Avant Anges et Démons, il y avait eu Vampires au Trianon, mais on va dire que je cherchais encore des choses… J’ai travaillé ensuite avec Bruno Agati sur Zapping. Nous allons d’ailleurs très prochainement retravailler ensemble pour une nouvelle adaptation de la pièce qu’il avait montée il y a quelques années : La mère qu’on voit danser. Je joue en ce moment Mon frigo me trompe avec Rémi Cotta qui en est également l’auteur. Rémi est un artiste complet aux talents multiples. Il est musicien, chanteur, auteur, costumier, décorateur, et pour moi c’est important, car son processus de création englobe plusieurs domaines relatifs à la scène. Je me sens sur la même longueur d’onde, car je considère que mon métier de compositeur doit également englober toutes les phases de la création musicale : l’écriture mélodique, l’harmonisation, l’arrangement, l’orchestration, le développement, etc. Le théâtre musical en France manque cruellement de ce type de compositeur, et cela peut handicaper la création. Il est fondamental qu’il y ait de la création, la recherche permanente d’une identité musicale, en particulier dans le domaine du théâtre car on ne peut se contenter de reprises ou de répliques de ce qui a déjà été fait.

Compositeur, est-ce un métier difficile ?

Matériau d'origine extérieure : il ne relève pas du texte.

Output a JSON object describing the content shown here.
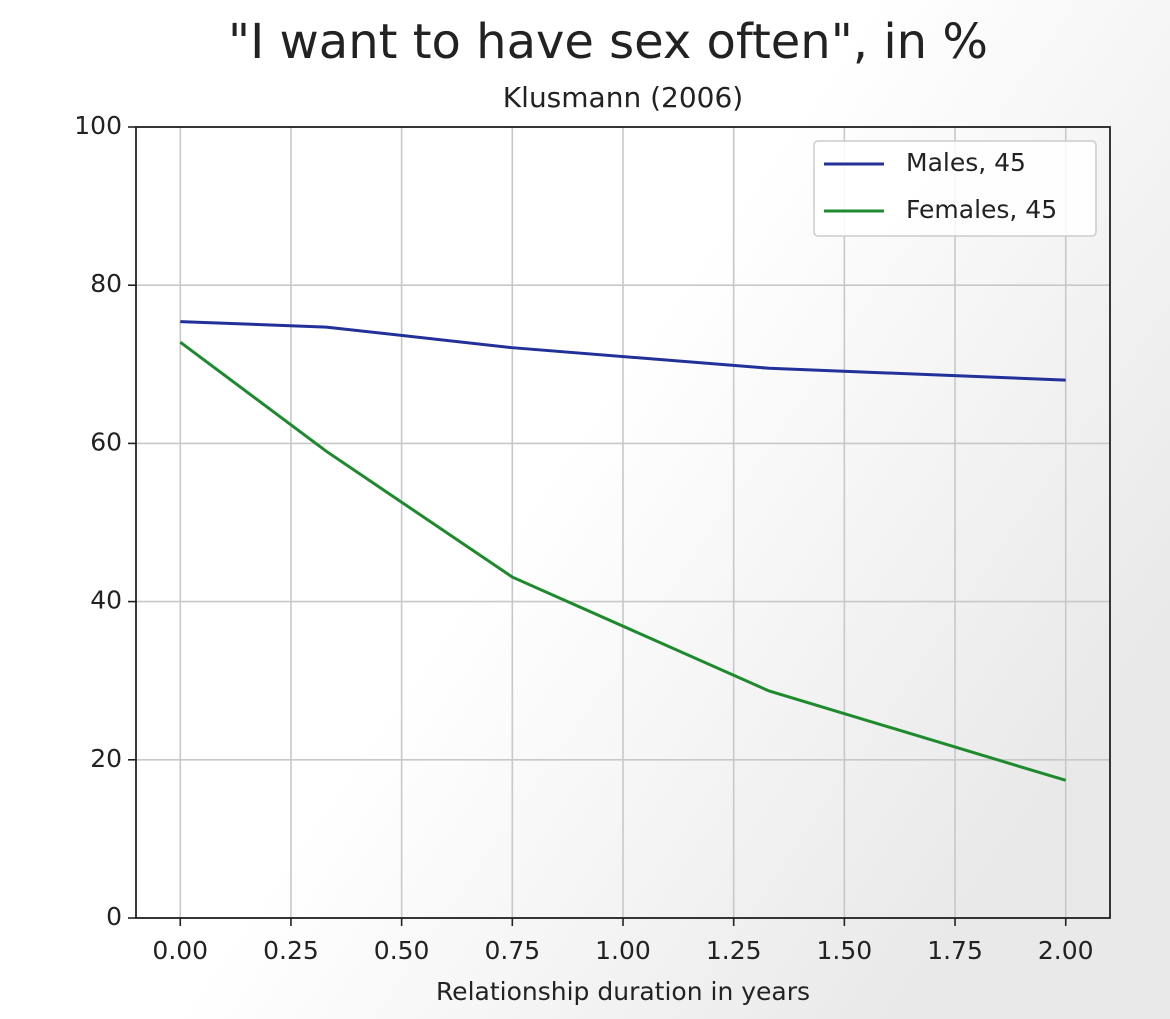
{
  "chart_data": {
    "type": "line",
    "title": "\"I want to have sex often\", in %",
    "subtitle": "Klusmann (2006)",
    "x_label": "Relationship duration in years",
    "x": [
      0,
      0.33,
      0.75,
      1.33,
      2
    ],
    "series": [
      {
        "name": "Males, 45",
        "color": "#22309a",
        "values": [
          75.4,
          74.7,
          72.1,
          69.5,
          68.0
        ]
      },
      {
        "name": "Females, 45",
        "color": "#1e8a2e",
        "values": [
          72.8,
          59.0,
          43.1,
          28.7,
          17.4
        ]
      }
    ],
    "xlim": [
      -0.1,
      2.1
    ],
    "ylim": [
      0,
      100
    ],
    "xticks": [
      {
        "value": 0,
        "label": "0.00"
      },
      {
        "value": 0.25,
        "label": "0.25"
      },
      {
        "value": 0.5,
        "label": "0.50"
      },
      {
        "value": 0.75,
        "label": "0.75"
      },
      {
        "value": 1,
        "label": "1.00"
      },
      {
        "value": 1.25,
        "label": "1.25"
      },
      {
        "value": 1.5,
        "label": "1.50"
      },
      {
        "value": 1.75,
        "label": "1.75"
      },
      {
        "value": 2,
        "label": "2.00"
      }
    ],
    "yticks": [
      0,
      20,
      40,
      60,
      80,
      100
    ],
    "grid": true,
    "legend": "upper right"
  }
}
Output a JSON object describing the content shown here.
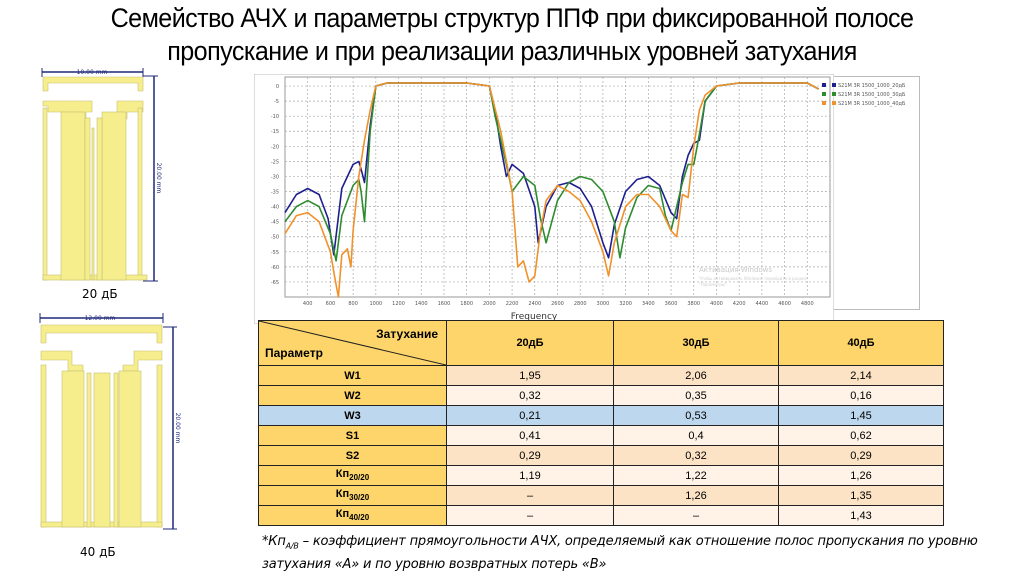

Oui ! Car c’est la solitude absolue. La solitude du musicien enfermé chez lui pendant des semaines entières, seul face à son piano… C’est d’ailleurs l’une des raisons pour laquelle j’aime être de plus en plus sur scène. Mon prochain spectacle, que j’écris en ce moment, Monsieur Luxure, sera interprété par moi-même, accompagné de mes musiciens. Mais je ne pense pas être un acteur dans l’absolu, c’est-à-dire que je ne me vois pas interprétant sur scène un texte ou une musique dont je ne sois pas l’auteur.
La seconde forme de solitude est plutôt le sentiment d’abandon dans lequel se trouvent beaucoup d’artistes en France. Il y a un véritable problème de la création où l’innovation fait toujours très peur, que ce soit au niveau des institutions publiques qu’à celui du mécénat privé. Le souci de la rentabilité est de plus en plus le moteur des choix artistiques. Les milieux professionnels ne savent plus reconnaître le talent. On en arrive parfois à ne plus pouvoir créer, car on consacre une grande part de son énergie à courir de tous les côtés, essayer de convaincre des tas de gens, à prouver que la recherche et la création doivent être soutenus, gérer des auditions, essuyer des refus, etc. A un moment donné, il n’y a vraiment plus de bonheur, et on est près de tout abandonner… Je peux très bien comprendre que de grands artistes, quel que soit leur domaine, finissent par quitter la France.

Vous avez quand même des projets en préparation ?
Bien sûr… Mis à part Monsieur Luxure dont je vous ai déjà parlé, je viens de terminer Portrait d’un Ange, adaptation originale du Portrait de Dorian Gray d’Oscar Wilde écrite par Jonathan Kerr et que nous espérons monter très bientôt.